Monday, September 7, 2015

Are you sure you're sure?

Someone somewhere else asked if a true narcissist (her mother) could be a Christian, after all, the narc is all about himself and Very cruel. This is the encouragement I gave her in response. It applies to NPDs and all those with mental disorders and mental illnesses.

Narcissism, even within the parameters of the personality disorder, exists on a continuum. Some people are more, some are less. But really, it isn't a straight line scale, it's a landscape of selfishness. Some people cross the border regularly for visits, some people hoist the flag and buy penthouse apartments in the capital city.

By the time I learned about NPD, my mother was very much on the decline physically, so I had to get help from friends who also knew my opinion about her being NPD. My friends are still astonished that I am confident she was genuinely a Christian, they just couldn't find any evidence other than the religious forms she had always used as a cover.

The key thing to remember about Christianity is that the root of it is not in the mind, it is in the person's spirit, and we neither save ourselves nor keep ourselves in a state of righteousness with God by our prayers or good works. Being made right with God is something we give ourselves in trust to Jesus to do FOR us. That is our faith - we are trusting Jesus to reconcile us to God AND keep us from being such stupid jackasses as to walk away from that reconciliation.

Lots of people stop right there.

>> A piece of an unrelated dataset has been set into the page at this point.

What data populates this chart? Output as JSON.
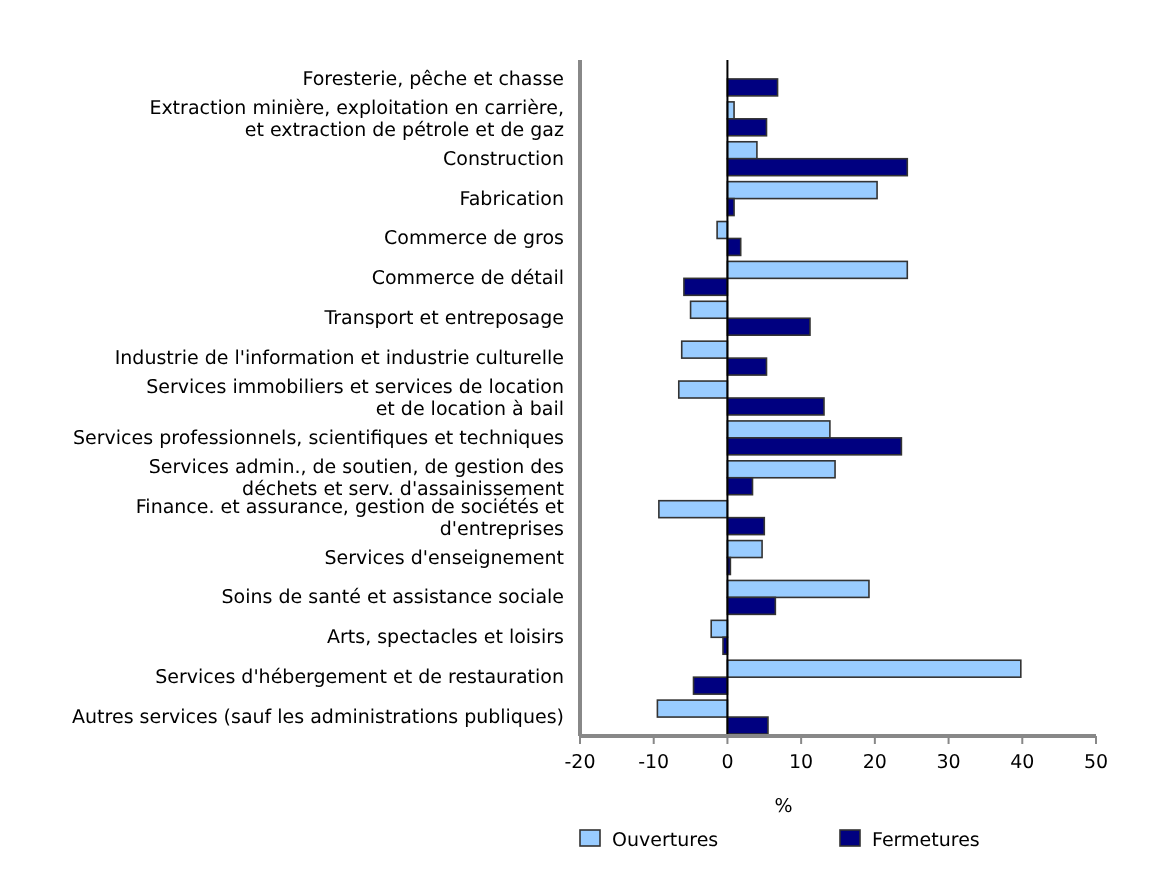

They recognize the truth of the gospel that Jesus is the Way, the Truth, and the Life, they sincerely believe it and acknowledge Jesus as their savior, they never stop believing that is true - and then they carry on the rest of their lives trying to live out of their reasoning faculties. Believing happens in the heart, reasoning comes out of your head.

NPD is an entrenched mental disorder. It begins as a form of self defense and grows over time to become an aggressive, pernicious, hideous thing. I heard someone call mental illness "cancer of the mind" once, and it might be a fair analogy. It makes the personality deformed and ugly, but it's key to remember that "personality" is just the part of a person that we see acting outwardly. The innermost part of a person we never see, only that person and God knows what goes on in there.

It only takes faith the size of a mustard seed for God to change someone completely from the inside out. How many have waited until the last moment to throw down the rebel flag and surrender, yet we have no problem believing they are saved? How many sit in church because it's full of "nice" people, yet never do believe that whole "blood shed at Calvary" rigmarole?

If your Mom says she saved, go with that in your prayers. Hold her words up to God with your whole heart and entrust Him to make her words true and sure. It's His problem and He can bloody well come up with the solution. If He is God, then He can live up to it for your mother. (I'll tell you a big secret about that kind of prayer - He ain't scared of it and He likes to save people right where they are.)

You will have to keep your own head outside of the neat little boxes psychology and religion want to stuff people in. Categories of mental illness and most sermons are ratiocinations of the mind, and faith in God always comes from your spirit. I recommend C.S. Lewis as a trusted ally - The Screwtape Letters, Mere Christianity, The Great Divorce, and the whole of the Narnia books.




Lewis had an understanding of people in the grip of addiction and mental illness, and hard won experience in being a faithful friend to both. I think both of those things light up his writing. "...it is not easy to throw off in half an hour an enchantment which has made one a slave for ten years."